5.             Special ISO Provisions .   If designated as an ISO, this Option shall be treated as an ISO to the extent allowable under Section 422 of the Code, and shall otherwise be treated as a Non-ISO.  If you sell or otherwise dispose of Shares acquired upon the exercise of an ISO within 1 year from the date such Shares were acquired or 2 years from the Grant Date, you agree to deliver a written report to the Company within 10 days following the sale or other disposition of such Shares detailing the net proceeds of such sale or disposition.

6.             Termination of Continuous Service .   If your Continuous Service with the Company is terminated for any reason, this Option shall terminate on the date on which you cease to have any right to exercise the Option pursuant to the terms and conditions set forth in Section 6 of the Plan.

7.             Designation of Beneficiary .  Notwithstanding anything to the contrary contained herein or in the Plan, following the execution of this Award Agreement, you may expressly designate a beneficiary to your interest in the Option awarded hereby.  You shall designate the Beneficiary by completing and executing a designation of beneficiary agreement substantially in the form attached hereto as Exhibit C (the “ Designation of Beneficiary ”) and delivering an executed copy of the Designation of Beneficiary to the Company.
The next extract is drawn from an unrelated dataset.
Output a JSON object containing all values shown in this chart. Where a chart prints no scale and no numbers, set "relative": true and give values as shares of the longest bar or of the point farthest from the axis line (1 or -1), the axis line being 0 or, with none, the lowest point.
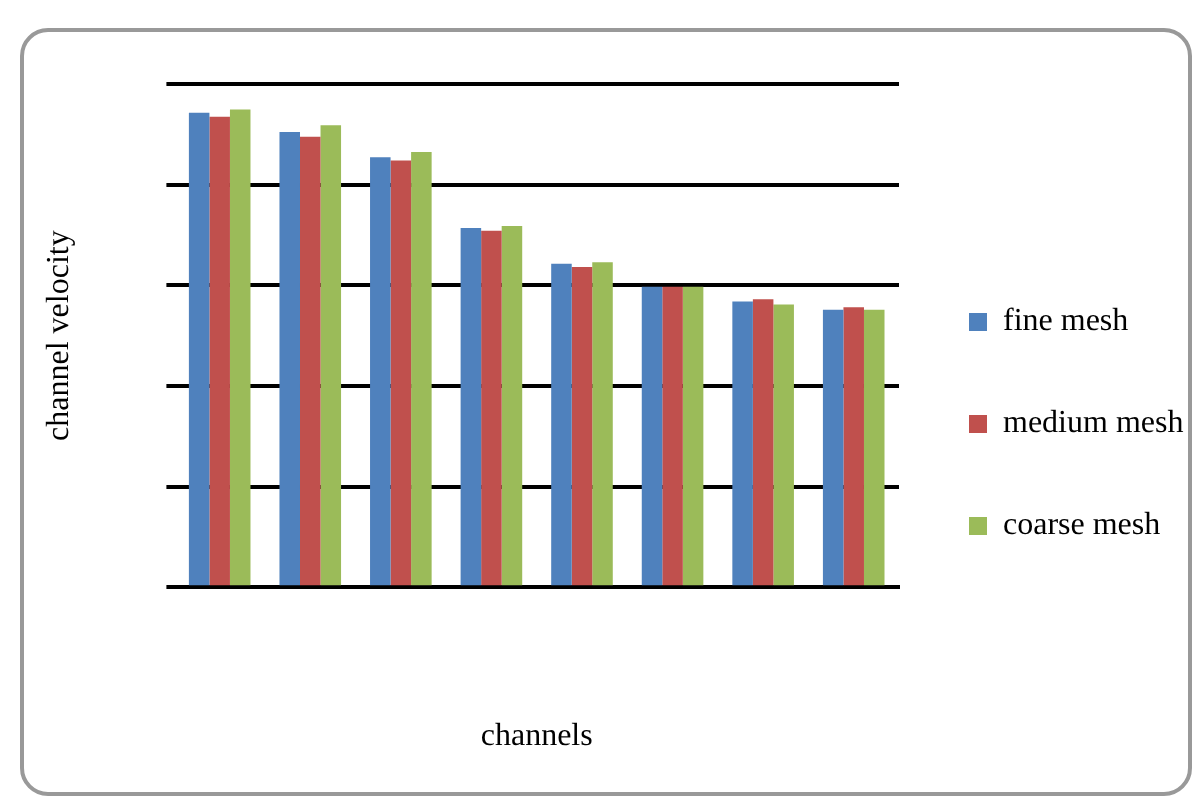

8.             Restrictions on Transfer of Awards . This Award Agreement may not be sold, pledged, or otherwise transferred without the prior written consent of the Committee.  Notwithstanding the foregoing, you may transfer this Option (if allowed under Section 1 for a Non-Incentive Stock Option) –

(i)                            by instrument to an inter vivos or testamentary trust (or other entity) in which each beneficiary is a permissible gift recipient, as such is set forth in subsection (ii) of this Section, or

(ii)                         by gift to charitable institutions or by gift or transfer for consideration to any of the following relatives of yours (or to an inter vivos trust, testamentary trust or other entity primarily for the benefit of the following relatives of yours): any child, stepchild, grandchild, parent, stepparent, grandparent, spouse, former spouse, sibling, niece, nephew, mother-in-law, father-in-law, son-in-law, daughter-in-law, brother-in-law, or sister-in-law, and shall include adoptive relationships.